Un certain nombre d’expressions sont utilisées si fréquemment que personne ou presque ne songe à interroger leur pertinence, étant entendu que « tout le monde » saurait ce qu’elles recouvrent. Elles sont dans l’air du temps, circulent encore et encore, finissant par s’imposer comme une sorte de langage prêt-à-porter, réutilisable quelles que soient les circonstances.
Or les mots que nous choisissons pour penser (intérieurement) et communiquer (à autrui) une situation ont une incidence sur la manière dont nous agissons relativement à celle-ci. Le langage témoigne en effet d’une représentation de la réalité vécue par le sujet en même temps qu’il la renforce – au point parfois d’empêcher la dissolution de la difficulté rencontrée, par l’effet de répétition du récit.
Deux exemples me paraissent significatifs à cet égard, deux expressions si souvent entendues pendant les séances de coaching : « faire son deuil » et « se vendre ».
La notion de deuil, qui renvoie à celle de mort, est désormais utilisée dans des contextes d’où cette dernière est absente. Exemple typique : « faire son deuil » d’un emploi. Il est vrai que certaines circonstances sont douloureuses – licenciement brutal, départ après une période de harcèlement, burn-out, etc – et la prise en compte de la souffrance du sujet est impérative. Cependant il me paraît essentiel de ne pas l’enfermer, en plus des difficultés rencontrées, dans le registre si lourd du deuil. Sans compter que celui-ci renvoie à des émotions, des pensées, des images et des expériences très intimes liées au parcours de vie, auxquelles il n’est pas aisé d’accéder, que ce soit pour le coach ou le client.
L’utilisation, à mon sens inappropriée, du mot deuil résulte d’un glissement de langage, par jonction avec les notions de perte et de séparation : perte d’un emploi, d’un statut social, d’une forme de stabilité ; séparation d’avec un collectif (l’entreprise, les collègues) et les routines associées, tout ceci entraînant fréquemment un sentiment d’isolement voire d’exclusion. Bien qu’il s’agisse de registres voisins dont les liens, les effets de résonnance sont indéniables, ils ne doivent pas être confondus, au risque de créer, précisément, de la confusion intellectuelle et émotionnelle chez le sujet. Il est essentiel au contraire d’introduire de la différence, de la nuance pour pouvoir se dégager du sentiment de découragement, de tristesse, et renouer avec les ressources qui permettent d’agir. Sur ce thème enfin, il est important de rappeler qu’on ne « fait » pas son deuil mais qu’on le vit, qu’il nous traverse, dans une temporalité qui nous échappe.

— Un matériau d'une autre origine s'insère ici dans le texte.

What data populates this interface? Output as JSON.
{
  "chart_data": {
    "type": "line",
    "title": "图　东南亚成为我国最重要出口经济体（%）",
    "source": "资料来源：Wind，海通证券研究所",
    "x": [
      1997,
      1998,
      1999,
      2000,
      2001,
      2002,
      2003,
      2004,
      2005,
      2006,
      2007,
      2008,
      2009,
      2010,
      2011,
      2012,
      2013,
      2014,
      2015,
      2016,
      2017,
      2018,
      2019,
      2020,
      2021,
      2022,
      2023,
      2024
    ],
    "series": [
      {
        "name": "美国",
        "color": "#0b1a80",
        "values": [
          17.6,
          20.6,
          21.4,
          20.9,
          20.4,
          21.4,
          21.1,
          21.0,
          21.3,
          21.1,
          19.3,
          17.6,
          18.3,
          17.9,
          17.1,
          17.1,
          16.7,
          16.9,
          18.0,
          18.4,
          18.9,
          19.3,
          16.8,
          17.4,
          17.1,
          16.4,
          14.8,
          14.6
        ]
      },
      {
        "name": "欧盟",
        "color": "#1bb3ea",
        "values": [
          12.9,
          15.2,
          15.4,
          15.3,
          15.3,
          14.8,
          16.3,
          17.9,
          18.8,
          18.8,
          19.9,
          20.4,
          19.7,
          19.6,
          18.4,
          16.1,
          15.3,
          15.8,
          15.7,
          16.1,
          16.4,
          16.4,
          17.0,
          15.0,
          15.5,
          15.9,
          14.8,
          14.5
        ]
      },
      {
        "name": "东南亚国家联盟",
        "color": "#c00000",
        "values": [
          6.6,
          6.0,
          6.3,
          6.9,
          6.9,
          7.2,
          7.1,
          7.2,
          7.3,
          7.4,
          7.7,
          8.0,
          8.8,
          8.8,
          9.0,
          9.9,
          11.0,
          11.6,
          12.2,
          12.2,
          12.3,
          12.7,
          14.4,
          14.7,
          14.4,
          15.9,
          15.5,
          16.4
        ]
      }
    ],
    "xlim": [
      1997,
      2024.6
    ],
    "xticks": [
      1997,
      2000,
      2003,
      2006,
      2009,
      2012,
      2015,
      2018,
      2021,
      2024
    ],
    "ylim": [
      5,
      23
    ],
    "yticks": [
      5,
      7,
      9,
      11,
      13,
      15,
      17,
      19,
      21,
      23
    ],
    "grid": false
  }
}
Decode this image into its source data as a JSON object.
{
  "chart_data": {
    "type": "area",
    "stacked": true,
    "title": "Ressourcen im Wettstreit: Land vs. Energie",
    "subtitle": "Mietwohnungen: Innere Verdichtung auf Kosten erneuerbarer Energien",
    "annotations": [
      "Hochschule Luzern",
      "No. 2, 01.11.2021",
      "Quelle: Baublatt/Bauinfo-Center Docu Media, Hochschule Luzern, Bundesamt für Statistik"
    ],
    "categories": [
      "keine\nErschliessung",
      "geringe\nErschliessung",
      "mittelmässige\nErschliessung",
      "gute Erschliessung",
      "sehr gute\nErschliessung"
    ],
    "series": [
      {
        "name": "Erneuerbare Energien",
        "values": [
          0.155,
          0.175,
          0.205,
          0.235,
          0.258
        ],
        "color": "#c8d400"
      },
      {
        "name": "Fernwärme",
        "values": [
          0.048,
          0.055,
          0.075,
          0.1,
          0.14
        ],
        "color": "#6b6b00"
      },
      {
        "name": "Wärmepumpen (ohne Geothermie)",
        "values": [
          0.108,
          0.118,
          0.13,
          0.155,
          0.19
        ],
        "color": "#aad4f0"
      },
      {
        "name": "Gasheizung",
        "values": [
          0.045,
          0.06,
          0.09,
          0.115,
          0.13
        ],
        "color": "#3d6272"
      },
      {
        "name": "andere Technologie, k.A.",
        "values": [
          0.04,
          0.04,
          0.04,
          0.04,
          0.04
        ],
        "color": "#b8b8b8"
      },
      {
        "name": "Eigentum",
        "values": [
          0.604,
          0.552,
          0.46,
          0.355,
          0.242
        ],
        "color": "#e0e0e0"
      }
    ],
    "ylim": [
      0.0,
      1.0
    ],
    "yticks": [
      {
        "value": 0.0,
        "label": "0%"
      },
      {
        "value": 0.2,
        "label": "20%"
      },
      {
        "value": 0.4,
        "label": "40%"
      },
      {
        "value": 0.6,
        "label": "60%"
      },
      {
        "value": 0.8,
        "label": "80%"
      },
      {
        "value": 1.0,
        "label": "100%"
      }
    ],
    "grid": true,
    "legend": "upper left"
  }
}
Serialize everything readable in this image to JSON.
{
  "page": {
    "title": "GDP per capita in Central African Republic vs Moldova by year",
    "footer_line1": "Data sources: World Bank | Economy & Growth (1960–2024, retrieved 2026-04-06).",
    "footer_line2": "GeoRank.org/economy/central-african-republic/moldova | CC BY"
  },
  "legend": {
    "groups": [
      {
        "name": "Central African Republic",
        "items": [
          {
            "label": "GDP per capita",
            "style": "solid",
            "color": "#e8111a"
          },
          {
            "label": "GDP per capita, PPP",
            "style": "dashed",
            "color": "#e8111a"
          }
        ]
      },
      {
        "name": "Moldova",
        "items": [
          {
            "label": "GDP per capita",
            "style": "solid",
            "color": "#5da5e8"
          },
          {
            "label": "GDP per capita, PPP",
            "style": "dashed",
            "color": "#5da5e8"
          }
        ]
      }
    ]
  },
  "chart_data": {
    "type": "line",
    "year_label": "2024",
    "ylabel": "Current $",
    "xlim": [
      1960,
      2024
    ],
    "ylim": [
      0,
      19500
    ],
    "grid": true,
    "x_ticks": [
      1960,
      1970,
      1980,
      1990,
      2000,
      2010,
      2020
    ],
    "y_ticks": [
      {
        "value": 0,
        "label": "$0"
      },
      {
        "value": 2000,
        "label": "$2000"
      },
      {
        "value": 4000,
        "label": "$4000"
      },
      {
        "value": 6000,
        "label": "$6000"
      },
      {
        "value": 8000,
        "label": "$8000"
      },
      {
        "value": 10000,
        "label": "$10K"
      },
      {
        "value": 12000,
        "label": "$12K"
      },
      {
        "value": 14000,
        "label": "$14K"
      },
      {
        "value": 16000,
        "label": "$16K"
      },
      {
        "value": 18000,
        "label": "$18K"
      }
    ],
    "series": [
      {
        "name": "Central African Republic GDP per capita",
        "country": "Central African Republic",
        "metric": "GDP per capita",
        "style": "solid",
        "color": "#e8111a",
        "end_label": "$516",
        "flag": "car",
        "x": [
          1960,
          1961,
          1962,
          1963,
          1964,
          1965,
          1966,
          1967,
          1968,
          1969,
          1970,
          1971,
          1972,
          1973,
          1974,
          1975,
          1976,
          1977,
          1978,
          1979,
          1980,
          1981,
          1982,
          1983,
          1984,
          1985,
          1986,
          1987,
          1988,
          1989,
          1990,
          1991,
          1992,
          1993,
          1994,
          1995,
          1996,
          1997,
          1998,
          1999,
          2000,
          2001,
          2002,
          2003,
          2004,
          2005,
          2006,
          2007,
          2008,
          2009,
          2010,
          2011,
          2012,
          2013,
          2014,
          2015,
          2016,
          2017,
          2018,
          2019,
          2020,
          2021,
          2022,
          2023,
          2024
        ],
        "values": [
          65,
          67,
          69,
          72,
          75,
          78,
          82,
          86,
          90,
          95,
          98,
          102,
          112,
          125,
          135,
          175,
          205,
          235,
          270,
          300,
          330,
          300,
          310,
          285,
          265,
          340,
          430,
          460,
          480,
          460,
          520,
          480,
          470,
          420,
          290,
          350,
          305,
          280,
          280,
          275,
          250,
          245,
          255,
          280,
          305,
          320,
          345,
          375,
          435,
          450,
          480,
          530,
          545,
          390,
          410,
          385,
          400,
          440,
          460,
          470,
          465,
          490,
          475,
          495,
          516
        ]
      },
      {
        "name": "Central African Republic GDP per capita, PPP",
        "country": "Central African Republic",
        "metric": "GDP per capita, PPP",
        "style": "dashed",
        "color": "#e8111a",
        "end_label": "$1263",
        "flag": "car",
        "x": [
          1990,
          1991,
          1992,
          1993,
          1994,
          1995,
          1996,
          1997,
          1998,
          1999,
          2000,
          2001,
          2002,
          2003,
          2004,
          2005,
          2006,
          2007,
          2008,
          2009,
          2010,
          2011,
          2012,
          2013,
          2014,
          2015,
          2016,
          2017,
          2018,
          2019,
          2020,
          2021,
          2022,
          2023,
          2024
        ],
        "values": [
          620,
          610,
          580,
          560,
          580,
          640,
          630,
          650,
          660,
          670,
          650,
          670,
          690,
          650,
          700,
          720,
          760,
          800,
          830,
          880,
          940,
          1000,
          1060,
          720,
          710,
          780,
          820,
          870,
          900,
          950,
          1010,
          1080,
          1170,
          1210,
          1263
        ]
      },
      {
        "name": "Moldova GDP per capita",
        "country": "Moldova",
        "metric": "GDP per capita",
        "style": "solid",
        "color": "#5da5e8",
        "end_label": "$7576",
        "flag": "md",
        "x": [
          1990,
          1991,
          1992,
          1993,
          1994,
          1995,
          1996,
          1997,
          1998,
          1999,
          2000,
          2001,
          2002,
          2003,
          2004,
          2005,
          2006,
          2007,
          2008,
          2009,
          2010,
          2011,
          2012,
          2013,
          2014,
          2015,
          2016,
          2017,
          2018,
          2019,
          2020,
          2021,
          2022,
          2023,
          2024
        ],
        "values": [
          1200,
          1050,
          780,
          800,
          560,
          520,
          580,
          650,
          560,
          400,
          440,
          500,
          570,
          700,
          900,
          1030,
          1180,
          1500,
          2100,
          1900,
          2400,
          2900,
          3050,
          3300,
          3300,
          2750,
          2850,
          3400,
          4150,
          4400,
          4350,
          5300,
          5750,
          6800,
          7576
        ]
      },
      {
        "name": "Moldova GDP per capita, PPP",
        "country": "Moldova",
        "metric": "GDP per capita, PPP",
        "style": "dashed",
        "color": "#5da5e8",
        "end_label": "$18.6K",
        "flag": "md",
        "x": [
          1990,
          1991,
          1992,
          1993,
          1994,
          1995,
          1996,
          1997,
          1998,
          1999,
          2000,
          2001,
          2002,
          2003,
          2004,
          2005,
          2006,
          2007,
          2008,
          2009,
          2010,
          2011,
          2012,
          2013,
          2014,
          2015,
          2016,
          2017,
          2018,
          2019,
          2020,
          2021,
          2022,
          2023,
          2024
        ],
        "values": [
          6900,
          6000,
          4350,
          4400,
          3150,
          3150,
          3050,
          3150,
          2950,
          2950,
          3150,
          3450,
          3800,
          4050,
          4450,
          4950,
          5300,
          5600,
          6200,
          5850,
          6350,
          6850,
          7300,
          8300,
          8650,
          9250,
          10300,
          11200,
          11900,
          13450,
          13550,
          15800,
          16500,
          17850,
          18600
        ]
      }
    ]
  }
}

Autre expression très largement répandue lorsqu’il s’agit de chercher un travail, démarcher des prospects, présenter un projet : « se vendre ». Nombre de clients la reprennent à leur compte, sans la questionner. En cas d’insuccès dans leurs démarches, ils témoignent d’un profond découragement, soulignant leur incapacité à « savoir se vendre ».
Or cette formulation est particulièrement nocive en ce qu’elle écrase deux registres, celui de l’être et celui de la chose. Il ne s’agit pas ici de minimiser la nécessaire préparation à tout entrevue professionnelle mais de souligner les effet pervers d’un langage inadéquat.
Prenons le cas (assez typique) d’une personne qui a été licenciée et doit, d’une part, accepter cet état de fait, d’autre part rassembler ses ressources et mobiliser son énergie pour trouver un emploi. Proposer ses compétences, les mettre en valeur, estimer une juste rémunération, tout ceci ne signifie pas se vendre. Une personne n’est pas un objet sur lequel serait posé un prix.
S’entendre dire sans cesse qu’« il faut se vendre », intérioriser cette expression, c’est s’infliger quotidiennement une injonction absurde. Non seulement elle tend à réduire la difficulté bien réelle de la recherche d’emploi à une incapacité de l’individu concerné, mais elle vient saper peu à peu l’estime de soi.